Kimi savaşırken atlar biner, kimi dünyayı ele geçirecekken bir anda nefes
nefese bir ayağı yerde biri trende öylece gider. Çocuklar ağlarken biner
sustuklarında iner, analar ana iken biner, çocukları yerde iken gitmek
istemezler ancak bilir ki son tren kalkmak üzereyken ne yapıp edip o da bir
yolunu bulur kaptırır kendini kompartımanlara!
Yanık bir ses gelir bakarsın acı acı
üfleyen meyzenler bir vagonda doluşurken, arkadan sayıldığında nerde olduğu
bilinmeyen önden sayıldığında hep aynı yerde kaldığı sanılan bir kompartımana
doluşmuş mevlithanlar indirirler melekleri gökten saf saf, dizilirken Kabe’nin önünde,
ansızın inerler gelinen istasyonda; yani anlayacağınız herkesin severek bindiği
bu tren sevilmeden inilen bir yer olur.
Gözleri yollarda olanlar, gözleri
ufukta beklerken güneşin doğumuna şahit olmadan ansızın düdük sesiyle irkilerek
aşağı atlarlar düşünmeden. Esen rüzgarlara aldırmadan yararak yol alır, gecenin
karanlığı nedir bilmez bazen gece bazen şafak vaktinde yolcular iner.

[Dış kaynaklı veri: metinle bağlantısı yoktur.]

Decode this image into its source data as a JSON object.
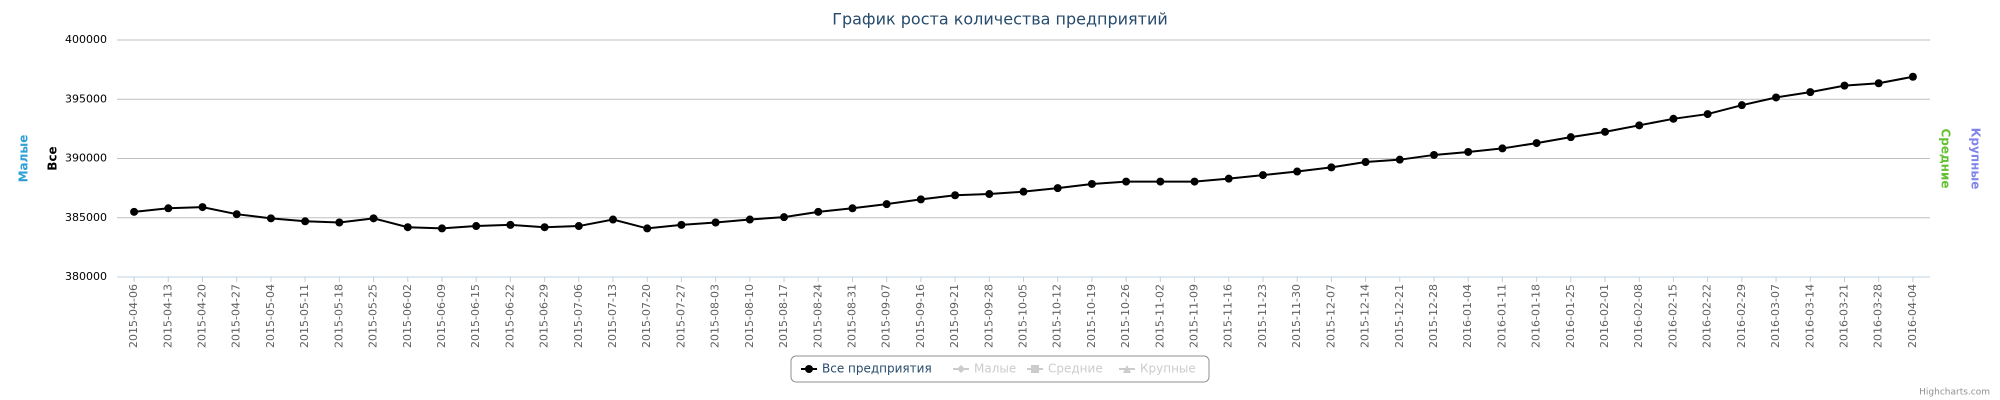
{
  "chart_data": {
    "type": "line",
    "title": "График роста количества предприятий",
    "categories": [
      "2015-04-06",
      "2015-04-13",
      "2015-04-20",
      "2015-04-27",
      "2015-05-04",
      "2015-05-11",
      "2015-05-18",
      "2015-05-25",
      "2015-06-02",
      "2015-06-09",
      "2015-06-15",
      "2015-06-22",
      "2015-06-29",
      "2015-07-06",
      "2015-07-13",
      "2015-07-20",
      "2015-07-27",
      "2015-08-03",
      "2015-08-10",
      "2015-08-17",
      "2015-08-24",
      "2015-08-31",
      "2015-09-07",
      "2015-09-16",
      "2015-09-21",
      "2015-09-28",
      "2015-10-05",
      "2015-10-12",
      "2015-10-19",
      "2015-10-26",
      "2015-11-02",
      "2015-11-09",
      "2015-11-16",
      "2015-11-23",
      "2015-11-30",
      "2015-12-07",
      "2015-12-14",
      "2015-12-21",
      "2015-12-28",
      "2016-01-04",
      "2016-01-11",
      "2016-01-18",
      "2016-01-25",
      "2016-02-01",
      "2016-02-08",
      "2016-02-15",
      "2016-02-22",
      "2016-02-29",
      "2016-03-07",
      "2016-03-14",
      "2016-03-21",
      "2016-03-28",
      "2016-04-04"
    ],
    "series": [
      {
        "name": "Все предприятия",
        "axis_title": "Все",
        "color": "#000000",
        "visible": true,
        "values": [
          385500,
          385800,
          385900,
          385300,
          384950,
          384700,
          384600,
          384950,
          384200,
          384100,
          384300,
          384400,
          384200,
          384300,
          384850,
          384100,
          384400,
          384600,
          384850,
          385050,
          385500,
          385800,
          386150,
          386550,
          386900,
          387000,
          387200,
          387500,
          387850,
          388050,
          388050,
          388050,
          388300,
          388600,
          388900,
          389250,
          389700,
          389900,
          390300,
          390550,
          390850,
          391300,
          391800,
          392250,
          392800,
          393350,
          393750,
          394500,
          395150,
          395600,
          396150,
          396350,
          396900
        ]
      },
      {
        "name": "Малые",
        "color": "#2f9fd8",
        "visible": false
      },
      {
        "name": "Средние",
        "color": "#66c033",
        "visible": false
      },
      {
        "name": "Крупные",
        "color": "#8085e9",
        "visible": false
      }
    ],
    "ylim": [
      380000,
      400000
    ],
    "yticks": [
      380000,
      385000,
      390000,
      395000,
      400000
    ],
    "grid": true,
    "legend": "bottom",
    "credits": "Highcharts.com"
  }
}
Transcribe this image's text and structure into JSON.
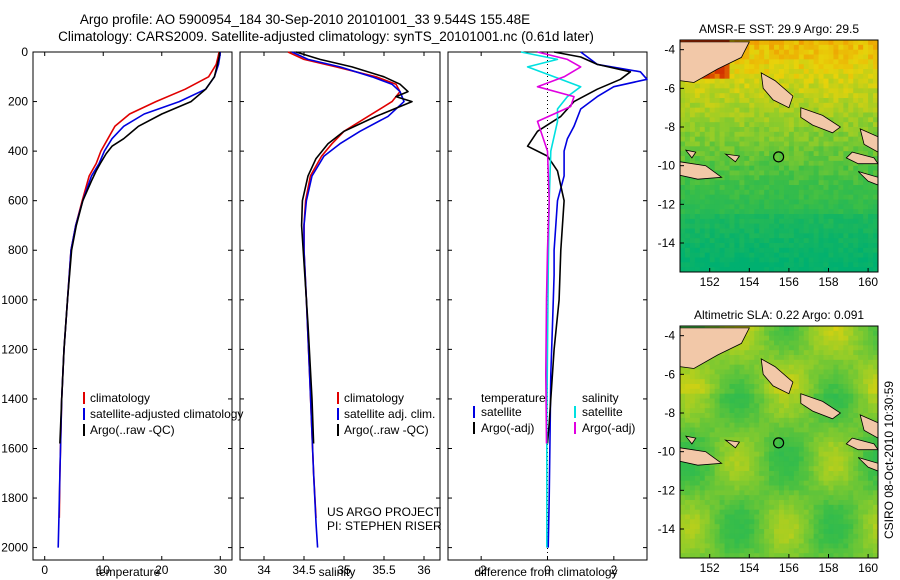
{
  "header": {
    "title_line1": "Argo profile: AO 5900954_184 30-Sep-2010 20101001_33 9.544S 155.48E",
    "title_line2": "Climatology: CARS2009. Satellite-adjusted climatology: synTS_20101001.nc (0.61d later)",
    "side_stamp": "CSIRO 08-Oct-2010 10:30:59"
  },
  "colors": {
    "climatology": "#e00000",
    "satellite": "#0000e0",
    "argo": "#000000",
    "sal_satellite": "#00e0e0",
    "sal_argo": "#e000e0",
    "land": "#f2c8a8",
    "sea_low": "#1fb070",
    "sea_high": "#d83000"
  },
  "chart_data": [
    {
      "type": "line",
      "name": "temperature",
      "xlabel": "temperature",
      "ylabel": "",
      "xlim": [
        -2,
        32
      ],
      "ylim": [
        2050,
        0
      ],
      "xticks": [
        0,
        10,
        20,
        30
      ],
      "yticks": [
        0,
        200,
        400,
        600,
        800,
        1000,
        1200,
        1400,
        1600,
        1800,
        2000
      ],
      "legend": {
        "location": "lower-right",
        "entries": [
          "climatology",
          "satellite-adjusted climatology",
          "Argo(..raw -QC)"
        ]
      },
      "series": [
        {
          "name": "climatology",
          "color_key": "climatology",
          "x": [
            29.8,
            29.6,
            29.3,
            28.0,
            24.0,
            19.0,
            14.5,
            12.0,
            10.8,
            9.6,
            8.8,
            7.6,
            6.4,
            5.3,
            4.5,
            3.9,
            3.3,
            2.9,
            2.6,
            2.5
          ],
          "y": [
            0,
            20,
            50,
            100,
            150,
            200,
            250,
            300,
            350,
            400,
            450,
            500,
            600,
            700,
            800,
            1000,
            1200,
            1400,
            1700,
            1880
          ]
        },
        {
          "name": "satellite-adjusted climatology",
          "color_key": "satellite",
          "x": [
            30.0,
            29.9,
            29.7,
            29.0,
            27.5,
            23.0,
            17.0,
            13.5,
            11.5,
            10.2,
            9.3,
            8.0,
            6.5,
            5.3,
            4.5,
            3.9,
            3.3,
            2.9,
            2.6,
            2.4,
            2.3
          ],
          "y": [
            0,
            20,
            50,
            100,
            150,
            200,
            250,
            300,
            350,
            400,
            450,
            500,
            600,
            700,
            800,
            1000,
            1200,
            1400,
            1700,
            1900,
            2000
          ]
        },
        {
          "name": "Argo(..raw -QC)",
          "color_key": "argo",
          "x": [
            29.9,
            29.8,
            29.5,
            29.0,
            27.5,
            25.0,
            20.0,
            16.0,
            13.5,
            11.5,
            10.5,
            9.5,
            8.8,
            8.0,
            6.5,
            5.4,
            4.6,
            3.9,
            3.3,
            2.9,
            2.6
          ],
          "y": [
            0,
            20,
            50,
            100,
            150,
            200,
            250,
            300,
            350,
            380,
            410,
            450,
            480,
            520,
            600,
            700,
            800,
            1000,
            1200,
            1400,
            1580
          ]
        }
      ]
    },
    {
      "type": "line",
      "name": "salinity",
      "xlabel": "salinity",
      "ylabel": "",
      "xlim": [
        33.7,
        36.2
      ],
      "ylim": [
        2050,
        0
      ],
      "xticks": [
        34,
        34.5,
        35,
        35.5,
        36
      ],
      "yticks": [
        0,
        200,
        400,
        600,
        800,
        1000,
        1200,
        1400,
        1600,
        1800,
        2000
      ],
      "legend": {
        "location": "lower-right",
        "entries": [
          "climatology",
          "satellite adj. clim.",
          "Argo(..raw -QC)"
        ]
      },
      "annotation_lines": [
        "US ARGO PROJECT",
        "PI: STEPHEN RISER"
      ],
      "series": [
        {
          "name": "climatology",
          "color_key": "climatology",
          "x": [
            34.3,
            34.5,
            34.9,
            35.4,
            35.65,
            35.7,
            35.6,
            35.3,
            35.0,
            34.85,
            34.72,
            34.58,
            34.52,
            34.5,
            34.5,
            34.53,
            34.57,
            34.62,
            34.65
          ],
          "y": [
            0,
            30,
            60,
            100,
            130,
            160,
            200,
            260,
            320,
            370,
            420,
            500,
            600,
            700,
            800,
            1000,
            1300,
            1700,
            1880
          ]
        },
        {
          "name": "satellite adj. clim.",
          "color_key": "satellite",
          "x": [
            34.35,
            34.55,
            34.95,
            35.35,
            35.6,
            35.7,
            35.75,
            35.55,
            35.2,
            34.95,
            34.75,
            34.6,
            34.53,
            34.5,
            34.5,
            34.53,
            34.57,
            34.62,
            34.65,
            34.67
          ],
          "y": [
            0,
            30,
            60,
            100,
            130,
            160,
            200,
            260,
            320,
            370,
            420,
            500,
            600,
            700,
            800,
            1000,
            1300,
            1700,
            1900,
            2000
          ]
        },
        {
          "name": "Argo(..raw -QC)",
          "color_key": "argo",
          "x": [
            34.4,
            34.7,
            35.1,
            35.5,
            35.7,
            35.8,
            35.65,
            35.85,
            35.4,
            35.0,
            34.8,
            34.65,
            34.55,
            34.48,
            34.47,
            34.5,
            34.55,
            34.6,
            34.62
          ],
          "y": [
            0,
            30,
            60,
            100,
            130,
            160,
            180,
            200,
            260,
            320,
            370,
            430,
            500,
            600,
            700,
            850,
            1100,
            1400,
            1580
          ]
        }
      ]
    },
    {
      "type": "line",
      "name": "difference",
      "xlabel": "difference from climatology",
      "ylabel": "",
      "xlim": [
        -3,
        3
      ],
      "ylim": [
        2050,
        0
      ],
      "xticks": [
        -2,
        0,
        2
      ],
      "yticks": [
        0,
        200,
        400,
        600,
        800,
        1000,
        1200,
        1400,
        1600,
        1800,
        2000
      ],
      "legend_temperature": {
        "heading": "temperature",
        "entries": [
          "satellite",
          "Argo(-adj)"
        ]
      },
      "legend_salinity": {
        "heading": "salinity",
        "entries": [
          "satellite",
          "Argo(-adj)"
        ]
      },
      "series": [
        {
          "name": "temperature satellite",
          "color_key": "satellite",
          "x": [
            1.0,
            1.5,
            2.8,
            3.0,
            2.0,
            1.5,
            1.0,
            0.8,
            0.6,
            0.5,
            0.5,
            0.3,
            0.25,
            0.2,
            0.2,
            0.15,
            0.1,
            0.08,
            0.05,
            0.02
          ],
          "y": [
            0,
            50,
            80,
            110,
            140,
            180,
            230,
            300,
            350,
            400,
            500,
            600,
            700,
            800,
            900,
            1100,
            1300,
            1500,
            1800,
            2000
          ]
        },
        {
          "name": "temperature Argo(-adj)",
          "color_key": "argo",
          "x": [
            0.2,
            1.0,
            1.5,
            2.5,
            2.2,
            1.5,
            0.8,
            0.4,
            -0.3,
            -0.6,
            0.0,
            0.3,
            0.5,
            0.4,
            0.35,
            0.2,
            0.1,
            0.05,
            0.0
          ],
          "y": [
            0,
            20,
            50,
            80,
            110,
            150,
            200,
            260,
            320,
            380,
            420,
            480,
            600,
            800,
            1000,
            1200,
            1400,
            1500,
            1580
          ]
        },
        {
          "name": "salinity satellite",
          "color_key": "sal_satellite",
          "x": [
            -0.8,
            0.3,
            -0.6,
            0.2,
            1.0,
            0.6,
            0.3,
            0.3,
            0.1,
            0.05,
            0.02,
            0.0,
            -0.02,
            -0.02,
            -0.02
          ],
          "y": [
            0,
            30,
            60,
            100,
            140,
            180,
            230,
            280,
            400,
            600,
            900,
            1200,
            1500,
            1800,
            2000
          ]
        },
        {
          "name": "salinity Argo(-adj)",
          "color_key": "sal_argo",
          "x": [
            -0.3,
            0.6,
            1.0,
            0.5,
            -0.3,
            0.8,
            0.7,
            -0.3,
            0.0,
            0.05,
            0.0,
            -0.03,
            -0.05,
            -0.03
          ],
          "y": [
            0,
            30,
            60,
            100,
            140,
            180,
            220,
            280,
            400,
            600,
            800,
            1000,
            1300,
            1580
          ]
        }
      ]
    },
    {
      "type": "heatmap",
      "name": "sst_map",
      "title": "AMSR-E SST: 29.9 Argo: 29.5",
      "xlim": [
        150.5,
        160.5
      ],
      "ylim": [
        -15.5,
        -3.5
      ],
      "xticks": [
        152,
        154,
        156,
        158,
        160
      ],
      "yticks": [
        -4,
        -6,
        -8,
        -10,
        -12,
        -14
      ],
      "profile_location": {
        "lon": 155.48,
        "lat": -9.544
      }
    },
    {
      "type": "heatmap",
      "name": "sla_map",
      "title": "Altimetric SLA: 0.22 Argo: 0.091",
      "xlim": [
        150.5,
        160.5
      ],
      "ylim": [
        -15.5,
        -3.5
      ],
      "xticks": [
        152,
        154,
        156,
        158,
        160
      ],
      "yticks": [
        -4,
        -6,
        -8,
        -10,
        -12,
        -14
      ],
      "profile_location": {
        "lon": 155.48,
        "lat": -9.544
      }
    }
  ]
}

Yolcuların yüzleri soluk, sanki atmosfer tüm oksijeni alıp vermemiş nefesler
tükenmiş, kararan sıfatlarda Azrail’in nişanesi görülür.
Son istasyona daha çok var mı diye
yolcular konuşurken, her inenin son istasyona geldiği bilinmez, onun için hep
son istasyon neresi diye bir umutla beklenir. İstasyonların son olmadığı
bilinse belki yolculuk nerede son bulur diye bir başka merak başlar. Yolculuğun
nerde başlayıp nerede bittiği veya bitebileceği üzerinde düşünülmediği için yolcunun
yaptıkları ya da yapacakları konu olmaz; sanki istasyon kurtuluşmuş gibi, o aranır.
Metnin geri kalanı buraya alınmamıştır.